E-mails: A Quick Primer
In case you are new to the e-mail issue, here’s a quick overview of what the SEC expects advisers to be doing about e-mails.
There are two golden rules to keep in mind. First, in deciding whether e-mail is subject to retention under Advisers Act 204-2, advisers should treat e-mail communications the same way as if they were in paper form. As SEC associate director Gene Gohlke put it at a May 24 ICAA workshop: “There is no requirement to save every e-mail that comes through a firm. . . . an adviser only needs to keep e-mails that contain information that is captured under the books and records rule, Rule 204-2.” While he said that “any other information in e-mails can be destroyed,” he cautioned that unless firms have “some process for reviewing e-mails before they are destroyed,” a firm might inadvertently destroy required information. Spam aside, said Gohlke, “how do you know that an e-mail that a portfolio manager gets from somebody in the back office doesn’t contain a piece of information that ought to be kept unless that portfolio manager is well versed in the books and records rule, which is doubtful . . . . that’s why I think many firms just decide it’s too costly to look at every e-mail and just keep them all.”
The second golden rule: if an e-mail exists somewhere on your firm’s computers, servers, tapes, etc., SEC examiners can ask to see it, even if it isn’t covered by Rule 204-2, unless it is privileged. So yes, they can request and review your employees’ personal e-mails. However, IM Insight has been hearing that during recent exams of advisory firms, examiners are not asking to see personal e-mails.

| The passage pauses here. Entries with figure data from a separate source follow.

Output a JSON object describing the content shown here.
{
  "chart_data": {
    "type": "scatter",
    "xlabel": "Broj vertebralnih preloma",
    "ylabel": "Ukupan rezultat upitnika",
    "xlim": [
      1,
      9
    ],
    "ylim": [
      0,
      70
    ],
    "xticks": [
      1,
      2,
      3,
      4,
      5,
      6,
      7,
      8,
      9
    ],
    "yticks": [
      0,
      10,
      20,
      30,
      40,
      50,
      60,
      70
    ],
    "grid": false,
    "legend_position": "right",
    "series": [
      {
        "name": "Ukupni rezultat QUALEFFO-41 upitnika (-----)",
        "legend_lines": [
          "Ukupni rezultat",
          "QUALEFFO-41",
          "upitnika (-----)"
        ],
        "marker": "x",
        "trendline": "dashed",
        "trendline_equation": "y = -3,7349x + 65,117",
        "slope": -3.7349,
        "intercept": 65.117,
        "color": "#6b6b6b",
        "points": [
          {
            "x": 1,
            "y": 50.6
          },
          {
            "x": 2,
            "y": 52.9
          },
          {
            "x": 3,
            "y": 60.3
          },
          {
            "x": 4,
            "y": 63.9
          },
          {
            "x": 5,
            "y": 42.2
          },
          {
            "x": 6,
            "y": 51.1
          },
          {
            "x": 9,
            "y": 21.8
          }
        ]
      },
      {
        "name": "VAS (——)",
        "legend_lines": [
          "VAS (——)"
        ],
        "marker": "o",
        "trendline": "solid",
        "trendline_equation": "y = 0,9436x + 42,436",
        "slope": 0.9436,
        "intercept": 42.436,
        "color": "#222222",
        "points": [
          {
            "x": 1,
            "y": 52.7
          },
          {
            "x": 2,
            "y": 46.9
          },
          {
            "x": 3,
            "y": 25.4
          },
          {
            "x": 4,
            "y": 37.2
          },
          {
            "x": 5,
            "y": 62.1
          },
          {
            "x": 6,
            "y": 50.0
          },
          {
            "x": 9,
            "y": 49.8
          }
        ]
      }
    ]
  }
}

There’s really no official SEC guidance on e-mails, although the ICAA has asked the SEC staff to provide just that. The ICAA’s Caroline Schaefer said that the staff agreed that some guidance “may be useful” and said that the staff of the Division of Investment Management and Office of Compliance Inspections and Examinations “are thinking it through.”
Lastly, there has been some speculation that the SEC will eventually move to a “business-as-such” standard under the Advisers Act recordkeeping rule, effectively broadening the range of e-mails required to be maintained.